The Indo-Chinese base sauce — dried chillies slow-cooked 20 minutes in oil with garlic and ginger. The backbone of all Indo-Chinese cooking. Store-bought is a pale shadow.
Blended Schezwan sauce and slow-cooked Schezwan chutney use identical ingredients but produce profoundly different results. Blending distributes the ingredients but produces no new flavour compounds. Slow-cooking in oil for 20+ minutes causes Maillard reactions between garlic-ginger amino acids and chilli sugars, fully dissolves the capsaicin into the fat phase, and develops complex aromatic pyrazines that raw blending cannot produce.
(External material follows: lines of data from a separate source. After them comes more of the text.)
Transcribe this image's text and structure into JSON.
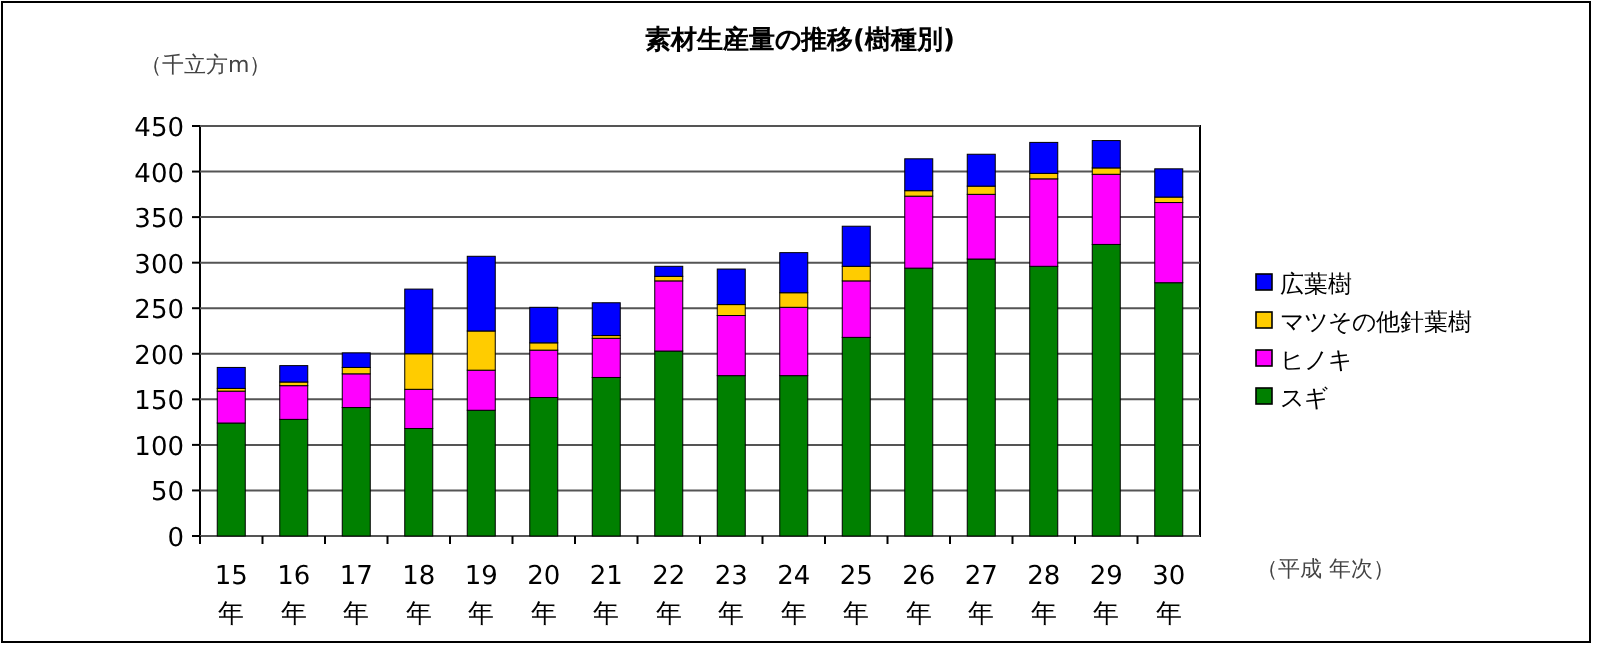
{
  "chart_data": {
    "type": "bar",
    "stacked": true,
    "title": "素材生産量の推移(樹種別)",
    "ylabel": "（千立方m）",
    "xlabel": "（平成 年次）",
    "categories": [
      "15年",
      "16年",
      "17年",
      "18年",
      "19年",
      "20年",
      "21年",
      "22年",
      "23年",
      "24年",
      "25年",
      "26年",
      "27年",
      "28年",
      "29年",
      "30年"
    ],
    "series": [
      {
        "name": "スギ",
        "color": "#008000",
        "values": [
          124,
          128,
          141,
          118,
          138,
          152,
          174,
          203,
          176,
          176,
          218,
          294,
          304,
          296,
          320,
          278
        ]
      },
      {
        "name": "ヒノキ",
        "color": "#ff00ff",
        "values": [
          35,
          37,
          37,
          43,
          44,
          52,
          43,
          77,
          66,
          75,
          62,
          79,
          71,
          96,
          77,
          88
        ]
      },
      {
        "name": "マツその他針葉樹",
        "color": "#ffcc00",
        "values": [
          3,
          4,
          7,
          39,
          43,
          8,
          3,
          5,
          12,
          16,
          16,
          6,
          9,
          6,
          7,
          6
        ]
      },
      {
        "name": "広葉樹",
        "color": "#0000ff",
        "values": [
          23,
          18,
          16,
          71,
          82,
          39,
          36,
          11,
          39,
          44,
          44,
          35,
          35,
          34,
          30,
          31
        ]
      }
    ],
    "ylim": [
      0,
      450
    ],
    "yticks": [
      0,
      50,
      100,
      150,
      200,
      250,
      300,
      350,
      400,
      450
    ],
    "grid": "y",
    "legend": "right"
  }
}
The 20 minutes is not a convenience — it is the chemistry.
Soak chillies 30 minutes in hot water until soft. Drain (save 2 tbsp water). Blend with garlic, ginger and saved water to a smooth fine paste.
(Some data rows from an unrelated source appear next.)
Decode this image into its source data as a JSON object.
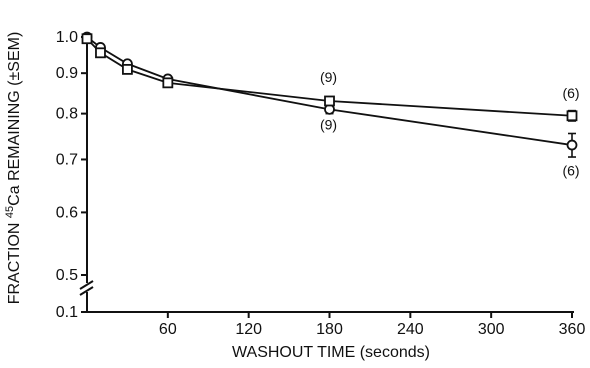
{
  "chart_data": {
    "type": "line",
    "title": "",
    "xlabel": "WASHOUT TIME (seconds)",
    "ylabel_prefix": "FRACTION ",
    "ylabel_sup": "45",
    "ylabel_suffix": "Ca REMAINING (±SEM)",
    "y_scale": "log",
    "y_axis_break": true,
    "x_ticks": [
      60,
      120,
      180,
      240,
      300,
      360
    ],
    "y_ticks": [
      {
        "value": 1.0,
        "label": "1.0"
      },
      {
        "value": 0.9,
        "label": "0.9"
      },
      {
        "value": 0.8,
        "label": "0.8"
      },
      {
        "value": 0.7,
        "label": "0.7"
      },
      {
        "value": 0.6,
        "label": "0.6"
      },
      {
        "value": 0.5,
        "label": "0.5"
      },
      {
        "value": 0.1,
        "label": "0.1"
      }
    ],
    "series": [
      {
        "marker": "circle",
        "x": [
          0,
          10,
          30,
          60,
          180,
          360
        ],
        "y": [
          1.0,
          0.97,
          0.925,
          0.885,
          0.81,
          0.73
        ],
        "err": [
          0,
          0,
          0,
          0,
          0.01,
          0.025
        ]
      },
      {
        "marker": "square",
        "x": [
          0,
          10,
          30,
          60,
          180,
          360
        ],
        "y": [
          0.995,
          0.955,
          0.91,
          0.875,
          0.83,
          0.795
        ],
        "err": [
          0,
          0,
          0,
          0,
          0.008,
          0.012
        ]
      }
    ],
    "annotations": [
      {
        "text": "(9)",
        "x": 180,
        "y": 0.89
      },
      {
        "text": "(9)",
        "x": 180,
        "y": 0.775
      },
      {
        "text": "(6)",
        "x": 360,
        "y": 0.85
      },
      {
        "text": "(6)",
        "x": 360,
        "y": 0.678
      }
    ]
  }
}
Soaking rehydrates cell walls for smooth blending. The saved soaking water contains water-soluble chilli compounds — using it in the blend retains these rather than discarding them.
Heat oil. Add paste. Cook low-medium 20–25 minutes, stirring every 3 minutes until deep brick-red and aromatic. Add soy, vinegar, sugar and salt in last 5 minutes.
As water evaporates from the paste over 20 minutes, temperature gradually rises above 100°C — initiating Maillard reactions between garlic amino acids and chilli reducing sugars. These reactions produce pyrazines and furans that give homemade Schezwan its characteristic roasted-complex depth absent from raw blended versions. Capsaicin fully dissolves into the oil phase, distributing heat evenly throughout.